According to House Speaker Steve Crisafulli's office, 18 House members asked to be excused Monday: Doug Broxton, R-Gulf Breeze; John Wood, R-Winter Haven; Chris Smith, D-Fort Lauderdale; Joe Geller, D-Dania Beach; Jeanette Nunez, R-Miami; Shawn Harrison, R-Tampa; Ross Spano, R-Riverview; Dave Kerner, D-Palm Springs; Bill Hager, R-Delray Beach; Mike Hill, R-Pensacola; Marlene O'Toole, R-Lady Lake; Rene Plasencia, R-Orlando; Cary Pigman, R-Avon Park; Ray Pilon, R-Sarasota; Patrick Rooney, R-West Palm Beach; David Santiago, R-Deltona; Jennifer Sullivan, R-Mount Dora; John Tobia, R-Melbourne Beach; and Charles Van Zant R-Palatka.
The House’s first day back in Tallahassee was relatively short.
Crisafulli, R-Merritt Island, said he hadn’t talked with members about being involved in the process or about any amendments and reiterated he has had little involvement with the actual drawing process.
“I had nothing to do with the drawing of the maps,” he explained.
Rep. Jose Oliva, R-Miami Lakes, who will lead the House Redistricting Committee, said the process during this special session is a sharp departure from previous sessions. Usually, members are encouraged to put forth amendments on bills, but Oliva said Crisafulli has been particularly careful to keep the environment “as sterile as possible.”
“I think we have done everything we possibly can [with these maps],” he said. “There are eight maps that have been submitted. I expect to see a lot of discussion [from members] on that.”
Oliva expressed faith in the mapmakers, saying they have gone “above and beyond” the court’s decision to redraw the congressional districts.
“The map drawers ... will be excellent in explaining how they reached those conclusions,” said Oliva on the maps.
While the House’s discussion on the process remained fairly succinct and lasted only a few minutes to hammer out scheduling details, the Senate stayed to discuss the redistricting process for much longer.
Senators had a particularly keen interest in the way the maps would be redrawn -- the chain of events in this special session is bound to play some role for state senators down the road, because another special session to redraw the state Senate districts is set for October.
Several senators quizzed Sen. Bill Galvano, R-Bradenton, on the redistricting process. Galvano will be that chamber’s go-to for information on the redrawing. He was tapped by Sen. President Andy Gardiner, R-Orlando, to lead the Senate Redistricting Committee.

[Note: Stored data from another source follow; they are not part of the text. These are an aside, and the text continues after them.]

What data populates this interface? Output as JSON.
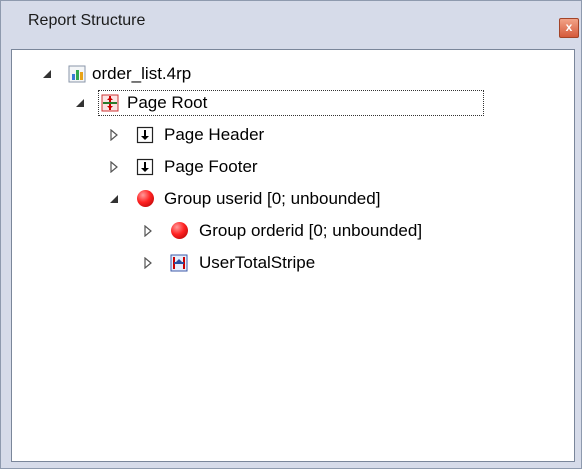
{
  "window": {
    "title": "Report Structure",
    "close_glyph": "x"
  },
  "tree": {
    "items": [
      {
        "label": "order_list.4rp",
        "icon": "report-file-icon",
        "expanded": true
      },
      {
        "label": "Page Root",
        "icon": "page-root-icon",
        "expanded": true,
        "selected": true
      },
      {
        "label": "Page Header",
        "icon": "stripe-arrow-icon",
        "expanded": false
      },
      {
        "label": "Page Footer",
        "icon": "stripe-arrow-icon",
        "expanded": false
      },
      {
        "label": "Group userid [0; unbounded]",
        "icon": "group-ball-icon",
        "expanded": true
      },
      {
        "label": "Group orderid [0; unbounded]",
        "icon": "group-ball-icon",
        "expanded": false
      },
      {
        "label": "UserTotalStripe",
        "icon": "stripe-icon",
        "expanded": false
      }
    ]
  },
  "colors": {
    "frame": "#d6dbe9",
    "close": "#d55a3b",
    "group_ball": "#ff2222"
  }
}
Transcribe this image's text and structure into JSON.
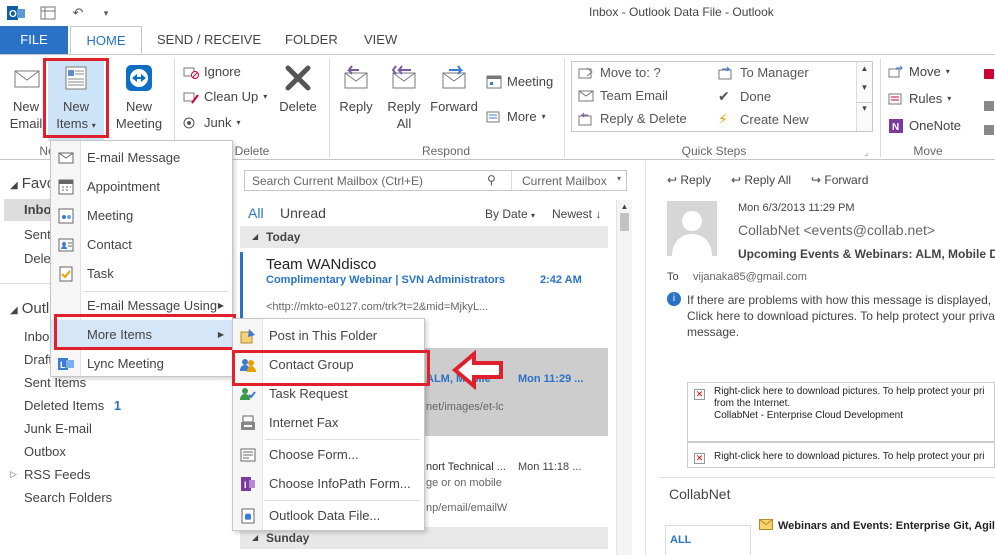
{
  "window": {
    "title": "Inbox - Outlook Data File - Outlook"
  },
  "tabs": {
    "file": "FILE",
    "home": "HOME",
    "send_receive": "SEND / RECEIVE",
    "folder": "FOLDER",
    "view": "VIEW"
  },
  "ribbon": {
    "new_email": [
      "New",
      "Email"
    ],
    "new_items": [
      "New",
      "Items"
    ],
    "new_meeting": [
      "New",
      "Meeting"
    ],
    "new_group_label": "Ne",
    "ignore": "Ignore",
    "clean_up": "Clean Up",
    "junk": "Junk",
    "delete": "Delete",
    "delete_group_label": "Delete",
    "reply": "Reply",
    "reply_all": [
      "Reply",
      "All"
    ],
    "forward": "Forward",
    "meeting": "Meeting",
    "more": "More",
    "respond_group_label": "Respond",
    "quick_steps": {
      "items": [
        "Move to: ?",
        "Team Email",
        "Reply & Delete",
        "To Manager",
        "Done",
        "Create New"
      ],
      "label": "Quick Steps"
    },
    "move": "Move",
    "rules": "Rules",
    "onenote": "OneNote",
    "move_group_label": "Move"
  },
  "nav": {
    "favorites_head": "Favo",
    "favorites": [
      "Inbo",
      "Sent",
      "Dele"
    ],
    "outlook_head": "Outl",
    "folders": [
      {
        "label": "Inbo",
        "count": ""
      },
      {
        "label": "Draft",
        "count": ""
      },
      {
        "label": "Sent Items",
        "count": ""
      },
      {
        "label": "Deleted Items",
        "count": "1"
      },
      {
        "label": "Junk E-mail",
        "count": ""
      },
      {
        "label": "Outbox",
        "count": ""
      },
      {
        "label": "RSS Feeds",
        "count": ""
      },
      {
        "label": "Search Folders",
        "count": ""
      }
    ]
  },
  "search": {
    "placeholder": "Search Current Mailbox (Ctrl+E)",
    "scope": "Current Mailbox"
  },
  "message_list": {
    "filter_all": "All",
    "filter_unread": "Unread",
    "sort_by": "By Date",
    "sort_order": "Newest",
    "groups": [
      "Today",
      "Sunday"
    ],
    "messages": [
      {
        "sender": "Team WANdisco",
        "subject": "Complimentary Webinar | SVN Administrators",
        "time": "2:42 AM",
        "preview": "<http://mkto-e0127.com/trk?t=2&mid=MjkyL..."
      },
      {
        "sender": "",
        "subject": "ALM, Mobile",
        "time": "Mon 11:29 ...",
        "preview": "net/images/et-lc"
      },
      {
        "sender": "",
        "subject": "nort Technical ...",
        "time": "Mon 11:18 ...",
        "preview": "ge or on mobile"
      },
      {
        "sender": "",
        "subject": "",
        "time": "",
        "preview": "np/email/emailW"
      }
    ]
  },
  "reading_pane": {
    "reply": "Reply",
    "reply_all": "Reply All",
    "forward": "Forward",
    "date": "Mon 6/3/2013 11:29 PM",
    "from": "CollabNet <events@collab.net>",
    "subject": "Upcoming Events & Webinars: ALM, Mobile Dev,",
    "to_label": "To",
    "to": "vijanaka85@gmail.com",
    "info": [
      "If there are problems with how this message is displayed, c",
      "Click here to download pictures. To help protect your priva",
      "message."
    ],
    "image_box_1": [
      "Right-click here to download pictures.  To help protect your pri",
      "from the Internet.",
      "CollabNet - Enterprise Cloud Development"
    ],
    "image_box_2": [
      "Right-click here to download pictures.  To help protect your pri"
    ],
    "collabnet": "CollabNet",
    "all_tab": "ALL",
    "bottom_subject": "Webinars and Events: Enterprise Git, Agile"
  },
  "new_items_menu": {
    "items": [
      "E-mail Message",
      "Appointment",
      "Meeting",
      "Contact",
      "Task",
      "E-mail Message Using",
      "More Items",
      "Lync Meeting"
    ]
  },
  "more_items_menu": {
    "items": [
      "Post in This Folder",
      "Contact Group",
      "Task Request",
      "Internet Fax",
      "Choose Form...",
      "Choose InfoPath Form...",
      "Outlook Data File..."
    ]
  },
  "colors": {
    "accent": "#2a72c5",
    "highlight_box": "#e0202a",
    "menu_hover": "#d5e6f8"
  }
}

Sen. Audrey Gibson, D-Jacksonville, asked Galvano if the public would have the opportunity to present a map before the redistricting committee.
Gibson explained the public would be very concerned about the maps and likely would want to be involved in the process.
Galvano said members of the public would be able to give input on the maps.
“We are going to try to make time for that [general public testimony] as well,” he said.
Both chambers seemed hopeful they’d come up with a set of maps the Florida Supreme Court would find appropriate, though Galvano conceded there may not be a way to make the court 100 percent happy with the outcome.